Projeto prevê rede nacional de hospitais inteligentes no SUS, com financiamento de R$ 1,7 bilhão do Banco dos Brics e inauguração prevista para 2029
por Plantão Jamildo.com
Publicado em 07/01/2026, às 16h11
Governo federal anunciou criação de rede de hospitais inteligentes do SUS
Banco dos Brics aprovou financiamento de R$ 1,7 bilhão para o projeto
Instituto funcionará no Hospital das Clínicas de São Paulo
Uso de inteligência artificial deve reduzir tempo de espera em emergências
Primeiro evento público do ano do presidente Luiz Inácio Lula da Silva (PT) marcou o anúncio da criação de uma rede nacional de hospitais com serviços inteligentes no Sistema Único de Saúde (SUS). A iniciativa foi apresentada nesta quarta-feira (7) em cerimônia no Palácio do Planalto, com a presença da ex-presidente Dilma Rousseff, atual presidente do Novo Banco de Desenvolvimento (NDB), conhecido como Banco dos Brics.
Durante o evento, foi formalizada a aprovação de financiamento de R$ 1,7 bilhão pelo NDB para a implantação do Instituto Tecnológico de Medicina Inteligente (ITMI-Brasil), que funcionará no Hospital das Clínicas da Universidade de São Paulo.

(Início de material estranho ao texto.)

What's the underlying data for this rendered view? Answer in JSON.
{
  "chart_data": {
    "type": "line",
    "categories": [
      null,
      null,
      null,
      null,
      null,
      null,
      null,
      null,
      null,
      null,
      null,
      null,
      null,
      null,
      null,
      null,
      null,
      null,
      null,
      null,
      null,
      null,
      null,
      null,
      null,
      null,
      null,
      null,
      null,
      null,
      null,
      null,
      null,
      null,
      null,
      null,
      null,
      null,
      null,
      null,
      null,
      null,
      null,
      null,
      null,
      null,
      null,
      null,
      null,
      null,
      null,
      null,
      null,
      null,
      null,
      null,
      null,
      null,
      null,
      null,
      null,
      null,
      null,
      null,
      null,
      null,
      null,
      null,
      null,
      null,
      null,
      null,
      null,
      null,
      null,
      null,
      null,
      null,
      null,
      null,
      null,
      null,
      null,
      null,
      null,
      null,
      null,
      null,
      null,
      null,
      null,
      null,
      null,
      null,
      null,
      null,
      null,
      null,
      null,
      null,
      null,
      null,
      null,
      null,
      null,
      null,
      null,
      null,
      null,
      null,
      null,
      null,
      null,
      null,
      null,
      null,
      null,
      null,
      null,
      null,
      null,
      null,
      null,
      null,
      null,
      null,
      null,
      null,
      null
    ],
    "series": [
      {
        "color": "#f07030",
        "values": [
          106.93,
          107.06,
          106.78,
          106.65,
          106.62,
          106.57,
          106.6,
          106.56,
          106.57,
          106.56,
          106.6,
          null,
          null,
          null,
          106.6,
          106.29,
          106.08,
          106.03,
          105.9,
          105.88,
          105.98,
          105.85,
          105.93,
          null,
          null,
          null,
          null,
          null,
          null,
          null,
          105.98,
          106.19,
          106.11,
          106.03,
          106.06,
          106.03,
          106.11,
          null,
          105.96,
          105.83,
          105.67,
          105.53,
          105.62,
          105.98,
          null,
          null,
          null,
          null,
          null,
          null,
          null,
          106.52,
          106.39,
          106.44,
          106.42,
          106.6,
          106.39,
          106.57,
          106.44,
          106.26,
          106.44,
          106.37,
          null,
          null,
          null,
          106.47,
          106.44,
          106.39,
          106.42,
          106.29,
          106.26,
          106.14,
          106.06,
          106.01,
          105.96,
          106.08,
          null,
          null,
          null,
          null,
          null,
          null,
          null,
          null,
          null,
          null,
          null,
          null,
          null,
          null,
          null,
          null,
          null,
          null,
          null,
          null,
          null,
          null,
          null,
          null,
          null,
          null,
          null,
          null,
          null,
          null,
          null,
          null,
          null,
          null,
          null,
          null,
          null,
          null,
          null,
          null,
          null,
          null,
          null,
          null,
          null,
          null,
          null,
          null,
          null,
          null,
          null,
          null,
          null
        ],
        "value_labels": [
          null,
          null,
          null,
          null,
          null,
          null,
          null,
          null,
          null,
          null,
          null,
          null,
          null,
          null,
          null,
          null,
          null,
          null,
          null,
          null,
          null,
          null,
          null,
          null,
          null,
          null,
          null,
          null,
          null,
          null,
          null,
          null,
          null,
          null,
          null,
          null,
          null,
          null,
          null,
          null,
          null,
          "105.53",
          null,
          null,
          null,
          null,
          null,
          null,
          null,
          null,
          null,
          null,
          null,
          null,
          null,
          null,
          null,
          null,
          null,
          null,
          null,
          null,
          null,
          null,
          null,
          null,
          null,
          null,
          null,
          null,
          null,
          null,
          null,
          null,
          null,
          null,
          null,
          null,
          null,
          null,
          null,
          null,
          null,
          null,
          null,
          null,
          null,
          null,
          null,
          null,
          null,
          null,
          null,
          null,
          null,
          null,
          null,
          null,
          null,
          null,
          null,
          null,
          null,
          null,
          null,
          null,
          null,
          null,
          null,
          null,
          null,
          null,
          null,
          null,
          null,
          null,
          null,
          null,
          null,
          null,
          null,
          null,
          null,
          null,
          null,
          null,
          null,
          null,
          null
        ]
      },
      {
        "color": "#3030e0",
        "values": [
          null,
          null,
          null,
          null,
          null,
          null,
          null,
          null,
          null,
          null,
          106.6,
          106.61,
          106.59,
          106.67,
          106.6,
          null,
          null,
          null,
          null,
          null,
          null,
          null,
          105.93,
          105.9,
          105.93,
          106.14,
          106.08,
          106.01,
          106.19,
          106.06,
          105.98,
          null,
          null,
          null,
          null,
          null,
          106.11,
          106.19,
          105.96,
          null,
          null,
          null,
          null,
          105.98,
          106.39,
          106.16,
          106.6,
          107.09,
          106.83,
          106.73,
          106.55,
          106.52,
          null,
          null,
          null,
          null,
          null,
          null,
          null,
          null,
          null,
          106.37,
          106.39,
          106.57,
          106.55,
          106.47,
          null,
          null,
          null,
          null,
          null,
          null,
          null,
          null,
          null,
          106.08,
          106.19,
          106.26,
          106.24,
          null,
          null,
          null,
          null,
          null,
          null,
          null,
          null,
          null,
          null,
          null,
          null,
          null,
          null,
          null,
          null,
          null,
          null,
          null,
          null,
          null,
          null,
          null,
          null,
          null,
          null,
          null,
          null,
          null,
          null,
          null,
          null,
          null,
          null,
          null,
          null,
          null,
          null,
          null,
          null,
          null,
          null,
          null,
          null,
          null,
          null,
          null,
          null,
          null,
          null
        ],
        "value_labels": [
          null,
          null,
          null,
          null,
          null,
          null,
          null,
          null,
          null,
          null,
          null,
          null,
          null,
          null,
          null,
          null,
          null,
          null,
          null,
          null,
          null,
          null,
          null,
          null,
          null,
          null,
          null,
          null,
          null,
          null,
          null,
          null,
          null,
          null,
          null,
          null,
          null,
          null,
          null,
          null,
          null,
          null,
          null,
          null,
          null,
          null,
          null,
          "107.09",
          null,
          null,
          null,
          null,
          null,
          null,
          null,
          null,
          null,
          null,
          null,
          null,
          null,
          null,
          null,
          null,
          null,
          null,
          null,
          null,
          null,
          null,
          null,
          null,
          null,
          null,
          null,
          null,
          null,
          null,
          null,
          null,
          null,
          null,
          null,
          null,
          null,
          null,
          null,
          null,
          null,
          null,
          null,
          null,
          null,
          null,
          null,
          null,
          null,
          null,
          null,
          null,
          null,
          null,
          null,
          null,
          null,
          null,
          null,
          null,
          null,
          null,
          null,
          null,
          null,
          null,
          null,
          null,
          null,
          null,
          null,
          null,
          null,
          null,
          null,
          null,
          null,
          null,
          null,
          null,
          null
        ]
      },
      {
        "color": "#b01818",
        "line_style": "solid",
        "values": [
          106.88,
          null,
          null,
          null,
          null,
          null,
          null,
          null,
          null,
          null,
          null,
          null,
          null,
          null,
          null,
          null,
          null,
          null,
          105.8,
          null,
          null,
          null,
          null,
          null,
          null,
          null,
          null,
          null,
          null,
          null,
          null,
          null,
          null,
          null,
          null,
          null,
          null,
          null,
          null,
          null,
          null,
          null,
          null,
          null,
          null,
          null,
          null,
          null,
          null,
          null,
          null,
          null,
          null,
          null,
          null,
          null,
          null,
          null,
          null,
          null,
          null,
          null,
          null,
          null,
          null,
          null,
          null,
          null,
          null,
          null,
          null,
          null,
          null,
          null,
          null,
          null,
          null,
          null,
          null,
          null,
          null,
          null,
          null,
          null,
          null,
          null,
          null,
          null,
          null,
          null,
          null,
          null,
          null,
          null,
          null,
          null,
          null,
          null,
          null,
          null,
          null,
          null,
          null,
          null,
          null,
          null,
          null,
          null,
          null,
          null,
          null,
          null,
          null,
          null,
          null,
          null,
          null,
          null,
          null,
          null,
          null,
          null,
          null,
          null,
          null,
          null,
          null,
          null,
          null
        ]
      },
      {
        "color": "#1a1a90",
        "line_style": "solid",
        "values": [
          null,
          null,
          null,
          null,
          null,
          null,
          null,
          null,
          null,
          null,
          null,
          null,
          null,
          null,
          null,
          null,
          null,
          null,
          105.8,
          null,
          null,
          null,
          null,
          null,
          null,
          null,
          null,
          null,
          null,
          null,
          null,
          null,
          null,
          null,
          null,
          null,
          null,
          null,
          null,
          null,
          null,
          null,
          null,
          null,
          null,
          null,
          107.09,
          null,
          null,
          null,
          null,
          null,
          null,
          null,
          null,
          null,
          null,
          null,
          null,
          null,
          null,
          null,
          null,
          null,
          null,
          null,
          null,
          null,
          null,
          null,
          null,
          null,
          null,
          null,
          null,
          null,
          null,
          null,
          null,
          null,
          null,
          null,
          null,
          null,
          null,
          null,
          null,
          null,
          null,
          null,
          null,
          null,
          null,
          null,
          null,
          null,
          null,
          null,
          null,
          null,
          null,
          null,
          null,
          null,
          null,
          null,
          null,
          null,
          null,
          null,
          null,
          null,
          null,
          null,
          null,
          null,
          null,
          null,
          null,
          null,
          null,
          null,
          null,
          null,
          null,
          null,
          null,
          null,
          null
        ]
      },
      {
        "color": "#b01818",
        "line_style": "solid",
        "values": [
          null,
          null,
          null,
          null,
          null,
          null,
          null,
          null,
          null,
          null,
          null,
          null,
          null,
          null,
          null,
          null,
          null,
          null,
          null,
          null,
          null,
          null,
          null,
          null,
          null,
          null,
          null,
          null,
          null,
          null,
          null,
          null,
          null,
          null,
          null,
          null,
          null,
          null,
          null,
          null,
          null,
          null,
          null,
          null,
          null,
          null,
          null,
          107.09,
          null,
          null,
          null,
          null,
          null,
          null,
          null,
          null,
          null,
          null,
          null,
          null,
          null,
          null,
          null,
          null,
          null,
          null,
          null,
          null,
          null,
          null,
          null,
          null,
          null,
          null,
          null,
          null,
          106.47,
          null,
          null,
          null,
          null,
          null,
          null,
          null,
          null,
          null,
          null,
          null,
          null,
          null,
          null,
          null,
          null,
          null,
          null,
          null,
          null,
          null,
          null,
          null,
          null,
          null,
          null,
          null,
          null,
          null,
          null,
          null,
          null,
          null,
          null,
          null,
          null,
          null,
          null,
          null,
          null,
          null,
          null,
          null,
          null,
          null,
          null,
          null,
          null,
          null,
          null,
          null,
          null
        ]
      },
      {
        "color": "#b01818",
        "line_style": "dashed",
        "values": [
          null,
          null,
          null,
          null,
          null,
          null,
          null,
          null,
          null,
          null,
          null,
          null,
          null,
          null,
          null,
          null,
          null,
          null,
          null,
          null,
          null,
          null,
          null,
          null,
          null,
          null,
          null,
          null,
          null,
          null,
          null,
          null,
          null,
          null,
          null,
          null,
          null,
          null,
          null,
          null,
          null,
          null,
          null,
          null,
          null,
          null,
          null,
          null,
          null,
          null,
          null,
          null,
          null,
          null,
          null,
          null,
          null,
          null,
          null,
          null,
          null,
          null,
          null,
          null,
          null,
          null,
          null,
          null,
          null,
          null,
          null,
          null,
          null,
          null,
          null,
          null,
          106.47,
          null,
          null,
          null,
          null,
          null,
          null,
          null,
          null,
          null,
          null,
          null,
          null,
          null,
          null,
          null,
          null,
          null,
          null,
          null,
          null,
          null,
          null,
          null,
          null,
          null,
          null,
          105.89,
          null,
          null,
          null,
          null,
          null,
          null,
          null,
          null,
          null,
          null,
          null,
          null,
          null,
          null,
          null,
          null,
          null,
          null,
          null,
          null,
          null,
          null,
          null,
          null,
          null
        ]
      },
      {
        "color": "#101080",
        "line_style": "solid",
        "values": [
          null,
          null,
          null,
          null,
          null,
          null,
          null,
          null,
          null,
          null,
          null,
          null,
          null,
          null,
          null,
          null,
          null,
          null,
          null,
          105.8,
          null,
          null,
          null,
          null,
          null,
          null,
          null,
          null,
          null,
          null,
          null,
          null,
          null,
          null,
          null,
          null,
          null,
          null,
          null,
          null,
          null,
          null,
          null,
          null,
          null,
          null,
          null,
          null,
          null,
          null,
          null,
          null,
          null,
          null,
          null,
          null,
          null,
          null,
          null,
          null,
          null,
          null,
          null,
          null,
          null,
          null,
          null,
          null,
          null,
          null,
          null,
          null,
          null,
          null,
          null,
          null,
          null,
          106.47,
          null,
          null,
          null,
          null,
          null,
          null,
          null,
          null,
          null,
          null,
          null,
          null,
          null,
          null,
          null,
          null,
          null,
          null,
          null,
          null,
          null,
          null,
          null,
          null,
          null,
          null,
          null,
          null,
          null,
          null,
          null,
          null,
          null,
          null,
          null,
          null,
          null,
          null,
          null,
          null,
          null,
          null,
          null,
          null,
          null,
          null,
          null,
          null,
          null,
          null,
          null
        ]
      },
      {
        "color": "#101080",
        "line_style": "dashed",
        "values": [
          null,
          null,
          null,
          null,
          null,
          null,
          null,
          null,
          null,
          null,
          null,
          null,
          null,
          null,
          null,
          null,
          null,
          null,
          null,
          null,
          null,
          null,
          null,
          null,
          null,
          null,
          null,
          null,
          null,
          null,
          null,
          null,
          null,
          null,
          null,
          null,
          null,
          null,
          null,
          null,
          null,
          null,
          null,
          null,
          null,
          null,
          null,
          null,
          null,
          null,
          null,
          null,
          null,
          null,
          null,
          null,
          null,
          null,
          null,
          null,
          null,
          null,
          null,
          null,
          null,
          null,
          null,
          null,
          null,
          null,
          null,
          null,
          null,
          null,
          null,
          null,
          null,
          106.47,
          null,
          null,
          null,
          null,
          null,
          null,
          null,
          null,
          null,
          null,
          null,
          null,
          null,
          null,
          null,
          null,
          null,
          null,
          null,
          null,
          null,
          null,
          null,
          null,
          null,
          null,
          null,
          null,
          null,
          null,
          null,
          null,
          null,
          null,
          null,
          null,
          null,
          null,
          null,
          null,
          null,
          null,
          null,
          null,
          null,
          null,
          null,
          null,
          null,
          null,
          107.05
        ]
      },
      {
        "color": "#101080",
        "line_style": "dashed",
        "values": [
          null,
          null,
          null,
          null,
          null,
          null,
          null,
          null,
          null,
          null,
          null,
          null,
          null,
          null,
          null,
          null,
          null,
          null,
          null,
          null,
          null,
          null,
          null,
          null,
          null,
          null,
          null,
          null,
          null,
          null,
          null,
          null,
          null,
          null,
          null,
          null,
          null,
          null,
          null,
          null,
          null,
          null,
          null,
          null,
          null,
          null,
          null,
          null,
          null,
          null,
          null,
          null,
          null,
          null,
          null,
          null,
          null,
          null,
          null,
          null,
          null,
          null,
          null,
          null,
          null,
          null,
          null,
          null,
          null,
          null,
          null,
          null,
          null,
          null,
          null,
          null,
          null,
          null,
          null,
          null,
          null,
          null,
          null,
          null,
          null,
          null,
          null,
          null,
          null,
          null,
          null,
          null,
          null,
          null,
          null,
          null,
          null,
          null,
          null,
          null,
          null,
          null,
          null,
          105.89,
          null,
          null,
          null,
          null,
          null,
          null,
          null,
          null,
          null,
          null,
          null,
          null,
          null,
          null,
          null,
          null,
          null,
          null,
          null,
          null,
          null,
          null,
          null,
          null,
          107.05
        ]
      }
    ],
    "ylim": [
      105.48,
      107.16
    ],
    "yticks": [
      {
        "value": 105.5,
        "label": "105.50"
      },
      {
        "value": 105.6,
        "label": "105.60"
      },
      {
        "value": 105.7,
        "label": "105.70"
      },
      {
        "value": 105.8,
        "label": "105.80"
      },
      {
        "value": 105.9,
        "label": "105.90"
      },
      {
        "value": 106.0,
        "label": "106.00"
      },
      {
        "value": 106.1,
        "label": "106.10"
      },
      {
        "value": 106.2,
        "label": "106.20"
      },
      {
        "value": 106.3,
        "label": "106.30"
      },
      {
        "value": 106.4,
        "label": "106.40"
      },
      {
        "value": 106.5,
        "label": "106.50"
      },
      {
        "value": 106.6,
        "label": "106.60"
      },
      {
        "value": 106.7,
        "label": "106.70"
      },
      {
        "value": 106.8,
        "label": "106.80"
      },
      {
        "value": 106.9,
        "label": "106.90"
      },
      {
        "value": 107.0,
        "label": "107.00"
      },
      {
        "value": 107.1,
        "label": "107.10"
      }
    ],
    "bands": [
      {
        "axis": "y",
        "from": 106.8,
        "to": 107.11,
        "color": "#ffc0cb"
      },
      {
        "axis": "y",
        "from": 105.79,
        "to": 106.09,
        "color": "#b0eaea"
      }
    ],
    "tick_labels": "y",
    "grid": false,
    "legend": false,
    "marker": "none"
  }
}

O projeto é idealizado pela médica intensivista e cardiologista Ludhmila Hajjar e terá foco no uso de inteligência artificial aplicada à medicina de alta precisão, com prioridade para atendimentos de urgência e emergência.
Lula, ao discursar, fez referência à queda sofrida em outubro de 2024 e à dificuldade de transferência médica à época. “No aeroporto, a equipe médica tinha quatro pessoas, tinha dois médicos chorando achando que eu podia ter entrado em coma no avião. Com esse anúncio, espero que a gente coloque uma coisa inteligente aqui em Brasília”, disse, em tom de descontração.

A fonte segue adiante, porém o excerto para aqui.